A thoroughly fascinating history of SIGINT (Signal Intelligence) as invented and practiced by the security agencies of the five major English-speaking nations after WWII.

With the ability to capture every phone call and email message in the world, the Echelon surveillance system is run by the super-secret NSA which must then rely on sophisticated computer software to cull and filter the terabytes of data retrieved daily. After that, it is up to human intelligence analysts to give meaning or alert to the thousands of messages received.

And this is where Echelon has failed since its inception.

'Chatter' documents the politics and policies of institutions so infatuated with technology that they have all but ignored the fact that it still takes human beings to interpret the intelligence being gathered.

The inept and ineffectual operations of our intelligence agencies led in good measure to the tragedy on 9/11 and this book outlines reasons for those failures.

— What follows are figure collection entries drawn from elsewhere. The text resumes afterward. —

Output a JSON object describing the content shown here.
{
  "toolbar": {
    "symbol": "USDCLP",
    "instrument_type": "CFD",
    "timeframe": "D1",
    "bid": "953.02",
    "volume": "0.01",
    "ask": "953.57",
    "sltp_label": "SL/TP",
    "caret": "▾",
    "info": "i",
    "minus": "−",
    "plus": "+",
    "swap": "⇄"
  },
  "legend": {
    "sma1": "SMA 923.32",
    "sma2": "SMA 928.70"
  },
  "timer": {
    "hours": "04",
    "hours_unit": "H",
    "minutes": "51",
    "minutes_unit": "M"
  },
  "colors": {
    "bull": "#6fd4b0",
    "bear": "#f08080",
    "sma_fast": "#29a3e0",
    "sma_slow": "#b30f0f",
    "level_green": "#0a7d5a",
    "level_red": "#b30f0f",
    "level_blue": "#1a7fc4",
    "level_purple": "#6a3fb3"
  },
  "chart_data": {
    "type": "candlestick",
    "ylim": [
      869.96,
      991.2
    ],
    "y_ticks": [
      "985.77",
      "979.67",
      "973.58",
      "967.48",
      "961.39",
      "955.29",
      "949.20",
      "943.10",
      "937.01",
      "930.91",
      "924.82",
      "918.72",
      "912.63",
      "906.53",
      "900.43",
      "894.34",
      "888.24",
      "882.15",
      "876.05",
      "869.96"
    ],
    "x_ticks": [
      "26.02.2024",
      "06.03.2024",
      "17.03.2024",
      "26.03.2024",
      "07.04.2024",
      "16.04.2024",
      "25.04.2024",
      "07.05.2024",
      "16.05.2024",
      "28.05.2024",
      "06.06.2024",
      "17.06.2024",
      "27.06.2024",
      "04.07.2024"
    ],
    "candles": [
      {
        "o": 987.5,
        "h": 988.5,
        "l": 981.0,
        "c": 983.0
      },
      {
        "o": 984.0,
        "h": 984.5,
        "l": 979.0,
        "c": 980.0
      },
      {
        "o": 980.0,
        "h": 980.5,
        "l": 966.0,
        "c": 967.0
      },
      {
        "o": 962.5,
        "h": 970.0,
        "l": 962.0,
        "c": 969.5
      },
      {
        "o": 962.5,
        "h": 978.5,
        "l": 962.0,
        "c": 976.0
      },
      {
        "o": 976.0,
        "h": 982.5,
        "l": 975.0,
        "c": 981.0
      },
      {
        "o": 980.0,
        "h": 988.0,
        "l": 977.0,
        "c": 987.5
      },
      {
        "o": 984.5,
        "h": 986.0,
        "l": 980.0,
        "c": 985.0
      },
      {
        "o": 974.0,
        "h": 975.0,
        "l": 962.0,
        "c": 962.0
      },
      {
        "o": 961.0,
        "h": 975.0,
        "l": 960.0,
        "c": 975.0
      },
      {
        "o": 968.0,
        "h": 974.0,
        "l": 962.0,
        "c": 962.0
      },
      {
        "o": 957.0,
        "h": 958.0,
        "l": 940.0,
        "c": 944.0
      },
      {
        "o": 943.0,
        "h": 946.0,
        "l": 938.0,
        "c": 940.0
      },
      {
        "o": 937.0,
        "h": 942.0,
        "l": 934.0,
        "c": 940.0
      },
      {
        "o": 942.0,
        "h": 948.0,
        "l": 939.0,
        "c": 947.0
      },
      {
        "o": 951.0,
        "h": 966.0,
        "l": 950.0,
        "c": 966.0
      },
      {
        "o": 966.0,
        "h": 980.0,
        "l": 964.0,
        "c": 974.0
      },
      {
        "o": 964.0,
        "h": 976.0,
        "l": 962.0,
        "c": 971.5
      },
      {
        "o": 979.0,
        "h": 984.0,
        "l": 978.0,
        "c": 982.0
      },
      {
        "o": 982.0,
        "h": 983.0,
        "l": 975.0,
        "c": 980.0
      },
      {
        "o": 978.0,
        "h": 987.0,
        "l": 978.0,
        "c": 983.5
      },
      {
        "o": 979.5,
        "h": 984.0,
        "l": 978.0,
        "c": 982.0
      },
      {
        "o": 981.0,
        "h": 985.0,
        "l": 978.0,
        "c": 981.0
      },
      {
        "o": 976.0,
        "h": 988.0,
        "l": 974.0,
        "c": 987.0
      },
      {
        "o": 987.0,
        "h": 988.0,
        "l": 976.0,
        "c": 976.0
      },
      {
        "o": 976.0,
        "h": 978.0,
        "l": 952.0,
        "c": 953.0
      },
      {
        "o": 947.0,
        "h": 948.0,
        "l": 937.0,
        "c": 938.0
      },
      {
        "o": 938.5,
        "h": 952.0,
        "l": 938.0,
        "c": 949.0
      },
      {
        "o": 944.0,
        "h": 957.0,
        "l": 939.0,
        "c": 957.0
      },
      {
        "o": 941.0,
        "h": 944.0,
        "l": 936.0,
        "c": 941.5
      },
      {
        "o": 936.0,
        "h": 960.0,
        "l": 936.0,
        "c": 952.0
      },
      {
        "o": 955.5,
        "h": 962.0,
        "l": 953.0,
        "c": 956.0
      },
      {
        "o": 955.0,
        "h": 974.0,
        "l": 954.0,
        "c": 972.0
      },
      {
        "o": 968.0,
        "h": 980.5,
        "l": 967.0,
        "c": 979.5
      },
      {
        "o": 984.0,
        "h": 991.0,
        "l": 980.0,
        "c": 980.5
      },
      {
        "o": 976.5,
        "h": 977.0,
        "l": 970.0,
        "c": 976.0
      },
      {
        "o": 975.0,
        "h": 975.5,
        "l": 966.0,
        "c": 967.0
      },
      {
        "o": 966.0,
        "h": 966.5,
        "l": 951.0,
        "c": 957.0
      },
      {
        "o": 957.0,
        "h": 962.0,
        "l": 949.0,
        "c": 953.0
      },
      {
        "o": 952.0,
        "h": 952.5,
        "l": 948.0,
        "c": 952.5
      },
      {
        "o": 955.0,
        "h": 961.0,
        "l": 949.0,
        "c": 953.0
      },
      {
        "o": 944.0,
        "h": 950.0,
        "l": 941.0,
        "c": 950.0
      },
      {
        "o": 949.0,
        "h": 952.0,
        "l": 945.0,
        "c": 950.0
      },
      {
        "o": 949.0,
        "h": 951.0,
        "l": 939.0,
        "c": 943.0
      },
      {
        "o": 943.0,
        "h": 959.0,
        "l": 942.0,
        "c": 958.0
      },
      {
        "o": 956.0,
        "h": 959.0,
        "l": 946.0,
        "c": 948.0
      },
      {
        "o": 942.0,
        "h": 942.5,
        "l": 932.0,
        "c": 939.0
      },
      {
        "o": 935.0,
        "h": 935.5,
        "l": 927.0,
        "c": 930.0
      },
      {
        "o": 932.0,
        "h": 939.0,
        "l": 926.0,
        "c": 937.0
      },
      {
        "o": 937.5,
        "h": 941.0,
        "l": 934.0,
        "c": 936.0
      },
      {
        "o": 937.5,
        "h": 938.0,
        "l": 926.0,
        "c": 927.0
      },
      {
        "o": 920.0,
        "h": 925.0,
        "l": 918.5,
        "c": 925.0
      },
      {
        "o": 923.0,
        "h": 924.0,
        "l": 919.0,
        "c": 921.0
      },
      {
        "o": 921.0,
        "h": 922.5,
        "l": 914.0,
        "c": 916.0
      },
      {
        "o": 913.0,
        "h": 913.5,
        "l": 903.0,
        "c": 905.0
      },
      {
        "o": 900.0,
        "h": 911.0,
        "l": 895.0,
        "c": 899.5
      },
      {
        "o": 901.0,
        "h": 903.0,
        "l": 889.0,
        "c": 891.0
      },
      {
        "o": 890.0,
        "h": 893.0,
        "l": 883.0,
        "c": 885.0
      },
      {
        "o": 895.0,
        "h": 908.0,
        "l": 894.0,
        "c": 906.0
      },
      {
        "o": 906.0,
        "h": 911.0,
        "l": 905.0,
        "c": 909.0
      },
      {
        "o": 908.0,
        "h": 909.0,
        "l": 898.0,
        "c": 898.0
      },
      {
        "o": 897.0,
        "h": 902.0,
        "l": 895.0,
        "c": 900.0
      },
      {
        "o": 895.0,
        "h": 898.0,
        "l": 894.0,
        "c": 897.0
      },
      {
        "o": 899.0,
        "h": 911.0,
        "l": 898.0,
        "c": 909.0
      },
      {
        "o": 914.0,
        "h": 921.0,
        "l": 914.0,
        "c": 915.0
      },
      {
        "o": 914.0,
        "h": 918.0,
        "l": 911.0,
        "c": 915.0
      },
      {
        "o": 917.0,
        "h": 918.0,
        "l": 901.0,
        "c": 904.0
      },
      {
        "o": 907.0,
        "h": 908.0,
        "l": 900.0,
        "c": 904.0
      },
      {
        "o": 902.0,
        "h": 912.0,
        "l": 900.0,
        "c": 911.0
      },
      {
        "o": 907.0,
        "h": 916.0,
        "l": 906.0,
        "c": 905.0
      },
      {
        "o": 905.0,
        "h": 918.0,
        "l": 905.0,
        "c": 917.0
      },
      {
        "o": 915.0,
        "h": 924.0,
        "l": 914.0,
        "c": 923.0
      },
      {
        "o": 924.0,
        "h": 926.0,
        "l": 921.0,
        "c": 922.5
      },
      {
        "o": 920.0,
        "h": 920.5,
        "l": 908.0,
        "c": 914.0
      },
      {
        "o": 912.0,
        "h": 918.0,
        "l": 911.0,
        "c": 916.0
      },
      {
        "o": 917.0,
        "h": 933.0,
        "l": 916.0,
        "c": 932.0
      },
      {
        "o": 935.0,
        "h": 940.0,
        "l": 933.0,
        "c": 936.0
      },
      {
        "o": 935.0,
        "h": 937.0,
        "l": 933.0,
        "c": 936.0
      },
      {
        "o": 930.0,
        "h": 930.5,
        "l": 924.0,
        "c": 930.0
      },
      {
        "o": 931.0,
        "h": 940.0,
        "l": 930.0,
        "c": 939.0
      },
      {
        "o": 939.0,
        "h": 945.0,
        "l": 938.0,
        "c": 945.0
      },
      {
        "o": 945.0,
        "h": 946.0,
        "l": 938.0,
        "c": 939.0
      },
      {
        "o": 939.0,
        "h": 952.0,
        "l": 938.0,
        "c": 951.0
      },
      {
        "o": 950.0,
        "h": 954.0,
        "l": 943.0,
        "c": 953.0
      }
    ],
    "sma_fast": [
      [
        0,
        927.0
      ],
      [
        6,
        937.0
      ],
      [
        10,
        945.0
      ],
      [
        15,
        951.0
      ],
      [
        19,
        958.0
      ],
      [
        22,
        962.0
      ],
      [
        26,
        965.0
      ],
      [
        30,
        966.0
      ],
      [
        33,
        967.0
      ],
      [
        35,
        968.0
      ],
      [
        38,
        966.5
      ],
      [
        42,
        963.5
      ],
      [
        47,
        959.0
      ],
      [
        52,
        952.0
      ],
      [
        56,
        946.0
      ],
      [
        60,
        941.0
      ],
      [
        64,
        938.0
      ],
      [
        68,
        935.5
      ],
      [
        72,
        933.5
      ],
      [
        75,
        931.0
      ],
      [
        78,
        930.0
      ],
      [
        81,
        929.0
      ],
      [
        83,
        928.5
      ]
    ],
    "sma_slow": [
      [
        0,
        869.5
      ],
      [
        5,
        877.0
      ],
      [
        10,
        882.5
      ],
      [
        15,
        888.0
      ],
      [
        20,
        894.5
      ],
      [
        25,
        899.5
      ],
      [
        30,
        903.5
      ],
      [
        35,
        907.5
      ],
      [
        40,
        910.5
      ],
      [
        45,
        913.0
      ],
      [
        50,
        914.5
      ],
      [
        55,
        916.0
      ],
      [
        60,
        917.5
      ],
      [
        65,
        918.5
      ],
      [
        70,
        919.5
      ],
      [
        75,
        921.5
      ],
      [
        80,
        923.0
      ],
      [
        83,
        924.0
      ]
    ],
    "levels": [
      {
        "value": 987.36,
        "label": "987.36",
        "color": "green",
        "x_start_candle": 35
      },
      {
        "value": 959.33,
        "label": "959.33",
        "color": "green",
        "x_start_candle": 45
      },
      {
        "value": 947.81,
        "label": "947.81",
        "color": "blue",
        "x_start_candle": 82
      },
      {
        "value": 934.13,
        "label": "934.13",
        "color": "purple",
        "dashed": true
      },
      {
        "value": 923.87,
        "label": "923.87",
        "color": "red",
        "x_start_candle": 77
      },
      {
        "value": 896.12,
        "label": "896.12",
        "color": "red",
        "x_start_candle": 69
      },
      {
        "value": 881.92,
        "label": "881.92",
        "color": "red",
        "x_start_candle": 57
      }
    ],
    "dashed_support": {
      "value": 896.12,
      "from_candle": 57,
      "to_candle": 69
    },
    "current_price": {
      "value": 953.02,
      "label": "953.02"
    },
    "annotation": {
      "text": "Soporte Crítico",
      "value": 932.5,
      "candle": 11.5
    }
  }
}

Intelligence is a nether world that lies just under the surface of our high-tech society, and when directed by politicians to advance their own ideologies and agenda, can be highly detrimental to the security of a nation. We only have to look at how Vice President Cheney allegedly coerced the CIA to "cook the books" on how many WMD's existed in Iraq to make a case for a war that has claimed far too many lives and has greatly increased the dangers of terrorism in the world.

'Chatter' is a thoroughly researched cautionary tale that sheds important light on an area of government that has always existed in the dark.